Re: As good a time as any...
Frank,
I am not really sure what delay you are referring to. I tend to think of three types of delay. The first type of delay is to match the various parts of a speaker system to each other. For a SOS show this only applies if you have separate subs. The second type of delay is if you have a system that has a delay ring (speakers further out in the crowd to extend the sound field). The third type of delay is to delay the entire FOH system to the backline.
In practice, when my SOS speakers are mounted on the subs, I have a precalcualted delay to aligh the subs and tops. If I have an extremely loud backline (which is rare in my current jobs) I could delay the entire FOH system to the backline which can help clean up the mud.
Satellite speakers can be problematic because the question becomes for what position do you delay them? In theory, the delay is the difference in distance between the FOH speakers to the listening position and the satellite speaker to the listening postion. Unfortunately, in a large area these distances can be different. What you end up with is some sort of average or ''can I make it better somewhere without making it totally suck elsewhere''. You also start to run into the same problems when the subs are not physically located with the tops.

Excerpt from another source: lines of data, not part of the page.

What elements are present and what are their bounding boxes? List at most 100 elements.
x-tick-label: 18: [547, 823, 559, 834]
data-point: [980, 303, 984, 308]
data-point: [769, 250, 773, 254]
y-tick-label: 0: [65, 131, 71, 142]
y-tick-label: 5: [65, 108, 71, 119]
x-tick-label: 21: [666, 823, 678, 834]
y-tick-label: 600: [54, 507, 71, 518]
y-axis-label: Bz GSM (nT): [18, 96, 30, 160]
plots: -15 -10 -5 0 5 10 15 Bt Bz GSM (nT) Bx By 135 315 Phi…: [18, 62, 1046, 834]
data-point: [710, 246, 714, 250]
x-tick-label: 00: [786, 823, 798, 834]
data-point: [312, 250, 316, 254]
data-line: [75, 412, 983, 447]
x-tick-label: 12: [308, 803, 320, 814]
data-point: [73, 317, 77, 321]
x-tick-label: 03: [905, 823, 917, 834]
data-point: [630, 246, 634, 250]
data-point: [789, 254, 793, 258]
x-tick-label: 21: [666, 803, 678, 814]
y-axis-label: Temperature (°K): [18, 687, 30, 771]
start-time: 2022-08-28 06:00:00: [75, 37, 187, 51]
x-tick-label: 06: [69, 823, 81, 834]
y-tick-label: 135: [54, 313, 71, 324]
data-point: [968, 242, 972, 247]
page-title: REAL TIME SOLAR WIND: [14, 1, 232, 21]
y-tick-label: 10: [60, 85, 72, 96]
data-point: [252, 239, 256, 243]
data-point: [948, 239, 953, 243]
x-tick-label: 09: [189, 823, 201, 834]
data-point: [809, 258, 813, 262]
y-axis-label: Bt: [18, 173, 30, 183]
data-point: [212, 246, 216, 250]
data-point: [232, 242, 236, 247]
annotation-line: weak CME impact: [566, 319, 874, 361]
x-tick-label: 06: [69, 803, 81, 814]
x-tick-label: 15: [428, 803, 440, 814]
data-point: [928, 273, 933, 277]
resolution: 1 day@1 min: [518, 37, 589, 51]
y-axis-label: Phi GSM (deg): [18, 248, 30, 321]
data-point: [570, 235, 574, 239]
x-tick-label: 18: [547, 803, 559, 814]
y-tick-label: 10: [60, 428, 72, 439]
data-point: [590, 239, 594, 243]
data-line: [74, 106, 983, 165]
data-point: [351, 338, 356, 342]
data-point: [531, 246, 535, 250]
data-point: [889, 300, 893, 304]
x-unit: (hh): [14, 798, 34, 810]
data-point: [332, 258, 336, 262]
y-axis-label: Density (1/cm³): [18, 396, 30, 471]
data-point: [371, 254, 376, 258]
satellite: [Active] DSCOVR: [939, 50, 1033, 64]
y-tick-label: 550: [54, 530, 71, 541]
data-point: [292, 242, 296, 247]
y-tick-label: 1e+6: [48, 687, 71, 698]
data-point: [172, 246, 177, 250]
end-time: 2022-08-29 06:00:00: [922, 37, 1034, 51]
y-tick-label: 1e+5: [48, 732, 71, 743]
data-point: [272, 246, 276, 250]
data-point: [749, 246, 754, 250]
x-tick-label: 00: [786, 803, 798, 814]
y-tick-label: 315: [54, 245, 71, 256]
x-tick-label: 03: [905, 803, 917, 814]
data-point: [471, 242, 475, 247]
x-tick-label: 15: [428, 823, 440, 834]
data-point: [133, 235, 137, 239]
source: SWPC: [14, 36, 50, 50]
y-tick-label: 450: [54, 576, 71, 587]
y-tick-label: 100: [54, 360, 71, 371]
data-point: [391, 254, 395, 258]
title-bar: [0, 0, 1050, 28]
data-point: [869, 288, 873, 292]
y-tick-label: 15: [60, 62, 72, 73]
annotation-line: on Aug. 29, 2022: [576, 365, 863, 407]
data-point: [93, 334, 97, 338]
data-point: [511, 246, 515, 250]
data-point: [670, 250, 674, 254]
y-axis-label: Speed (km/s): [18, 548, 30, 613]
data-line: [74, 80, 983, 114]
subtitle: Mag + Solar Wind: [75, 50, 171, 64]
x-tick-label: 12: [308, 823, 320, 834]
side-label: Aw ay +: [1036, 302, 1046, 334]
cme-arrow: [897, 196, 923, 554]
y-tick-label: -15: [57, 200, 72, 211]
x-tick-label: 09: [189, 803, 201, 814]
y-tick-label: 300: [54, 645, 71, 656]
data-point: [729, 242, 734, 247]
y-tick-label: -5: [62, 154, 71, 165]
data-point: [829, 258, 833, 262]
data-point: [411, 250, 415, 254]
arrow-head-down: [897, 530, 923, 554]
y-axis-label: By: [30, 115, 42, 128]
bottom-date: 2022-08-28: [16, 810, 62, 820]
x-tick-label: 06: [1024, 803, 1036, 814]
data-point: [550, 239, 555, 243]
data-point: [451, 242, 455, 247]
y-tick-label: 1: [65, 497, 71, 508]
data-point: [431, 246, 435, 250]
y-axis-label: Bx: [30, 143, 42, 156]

I think a more basic place to start with a SOS rig is whether you want true stereo (all listening positions covered by two separated sources), pseudo stereo (some positions especially in the middle covered by two sources but fairly large areas only covered by one source), or dual mono (each listening position covered by one source even though you set up two sides because people expect to see that).
Personally, I tend to dual mono, and even in a narrow room prefer a single source. However, people seem to freak out if you don't set up speakers on both sides. There have actually been rooms where I set up both sides and never turned one on.